O documentário O canto da Terra, dirigido por Paulo Rufino em 1986, preocupa-se mais com a quantificação dos fatos históricos, como se os mesmos por si só fossem determinantes no processo de interpretação das desigualdades sociais. Paulo Rufino procura comparar as diferentes visões das instituições sociais em torno da reforma agrária, entrevistando políticos ligados à União Democrática Rural (UDR); líderes eclesiásticos ligados à Comissão Pastoral da Terra (CPT) e também os próprios latifundiários. Os pequenos agricultores são analisados como vítimas de um sistema econômico opressor, voltado aos grandes interesses do capital.

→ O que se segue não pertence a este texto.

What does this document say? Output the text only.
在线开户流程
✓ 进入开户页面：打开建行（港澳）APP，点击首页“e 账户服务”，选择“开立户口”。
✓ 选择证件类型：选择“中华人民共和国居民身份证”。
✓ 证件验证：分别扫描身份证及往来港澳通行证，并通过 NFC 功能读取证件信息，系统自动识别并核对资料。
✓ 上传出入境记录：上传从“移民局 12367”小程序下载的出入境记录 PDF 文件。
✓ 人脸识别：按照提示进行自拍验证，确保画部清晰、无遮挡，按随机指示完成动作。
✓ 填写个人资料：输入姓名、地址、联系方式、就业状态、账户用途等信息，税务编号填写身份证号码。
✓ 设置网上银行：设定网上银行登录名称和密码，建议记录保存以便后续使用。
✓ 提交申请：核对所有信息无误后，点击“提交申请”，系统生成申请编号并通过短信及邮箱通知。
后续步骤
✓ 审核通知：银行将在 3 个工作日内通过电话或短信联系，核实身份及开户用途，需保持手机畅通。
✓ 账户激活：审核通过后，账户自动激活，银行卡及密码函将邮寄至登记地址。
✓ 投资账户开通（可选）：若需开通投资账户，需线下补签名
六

Tal quadro histórico foi determinante para as discussões na Assembléia Nacional Constituinte, culminando na promulgação da Carta Constitucional de 1988. O então deputado federal, Luiz Inácio Lula da Silva, comentou naquele momento que a Constituição seria “sua bíblia”. Passados 20 anos, a Constituição Federal possui muitos remendos e muitas projeções jurídicas que não foram devidamente implementadas. Os movimentos sociais urbanos na década de 1990 foram sufocados e a nova Lei de Diretrizes e Bases da Educação (LDB) aprovada em dezembro de 1996, em nada lembra as discussões iniciadas naquele ano de 1988 com ampla participação de educadores de todo o país. O inchaço urbano e a engenharia dos serviços básicos prestados à população das grandes e médias cidades necessita ser reavaliada. No que tange à área rural o agribusiness tem afetado a vida de pequenos agricultores, além de não possibilitar a expectativa de trabalho e permanência dos jovens no campo. Estes fatores sociais conjugados (Educação, área rural, empregabilidade/trabalho e sustentabilidade urbana) são desafios políticos que extrapolam meras intencionalidades jurídicas, exigindo a reativação organizada dos movimentos sociais.

2 comentários:

KLEICER - por que é preciso revolucionar! disse...

Outro documentário muito importante aqui em Santa Catarina, é Reações em Marcha, desenvolvido pelo pessoal da UFSC, principalmente a jornalista Elaine Tavares.

Melisssa disse...

gostaria de saber quem são os politicos que fazem parte da UDR.